Published online by Cambridge University Press: 06 December 2010
INTRODUCTION
A model is an entity built to reproduce some aspect of the behaviour of a natural system. In the context of groundwater, aspects to be reproduced may include: groundwater flow (heads, water velocities, etc.); solute transport (concentrations, solute fluxes, etc.); reactive transport (concentrations of chemical species reacting among themselves and with the solid matrix, minerals dissolving or precipitating, etc.); multiphase flow (fractions of water, air, non-aqueous phase liquids, etc.); energy (soil temperature, surface radiation, etc.); and so forth.

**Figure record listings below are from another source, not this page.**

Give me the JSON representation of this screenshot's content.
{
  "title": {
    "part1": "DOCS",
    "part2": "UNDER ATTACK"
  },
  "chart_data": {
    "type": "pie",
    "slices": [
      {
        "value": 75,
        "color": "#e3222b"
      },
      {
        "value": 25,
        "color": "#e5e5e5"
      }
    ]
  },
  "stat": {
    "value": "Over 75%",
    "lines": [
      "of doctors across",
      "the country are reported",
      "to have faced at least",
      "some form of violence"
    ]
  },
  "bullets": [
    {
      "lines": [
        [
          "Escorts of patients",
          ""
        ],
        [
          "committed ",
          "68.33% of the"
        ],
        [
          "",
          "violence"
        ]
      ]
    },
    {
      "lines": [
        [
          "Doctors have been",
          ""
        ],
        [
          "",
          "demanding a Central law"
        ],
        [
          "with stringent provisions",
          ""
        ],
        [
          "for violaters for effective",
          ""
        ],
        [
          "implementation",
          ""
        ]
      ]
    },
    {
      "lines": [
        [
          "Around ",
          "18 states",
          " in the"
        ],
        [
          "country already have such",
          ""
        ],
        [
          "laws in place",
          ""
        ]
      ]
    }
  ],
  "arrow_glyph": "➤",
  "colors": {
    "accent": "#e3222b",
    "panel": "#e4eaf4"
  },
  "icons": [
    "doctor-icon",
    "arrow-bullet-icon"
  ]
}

Depending on the type of description of reality that one is seeking (qualitative or quantitative), models can be classified as conceptual or mathematical. A conceptual model is a qualitative description of ‘some aspect of the behaviour of a natural system’. This description is usually verbal, but may also be accompanied by figures and graphs. In the groundwater flow context, a conceptual model involves defining the origin of water (areas and processes of recharge) and the way it flows through and exits the aquifer. In contrast, a mathematical model is an abstract description (abstract in the sense that it is based on variables, equations and the like) of ‘some aspect of the behaviour of a natural system’. However, the motivation of mathematical models is not abstract, but to aid quantification. For example, a mathematical model of groundwater flow should yield the time evolution of heads and fluxes (water movements) at every point in the aquifer.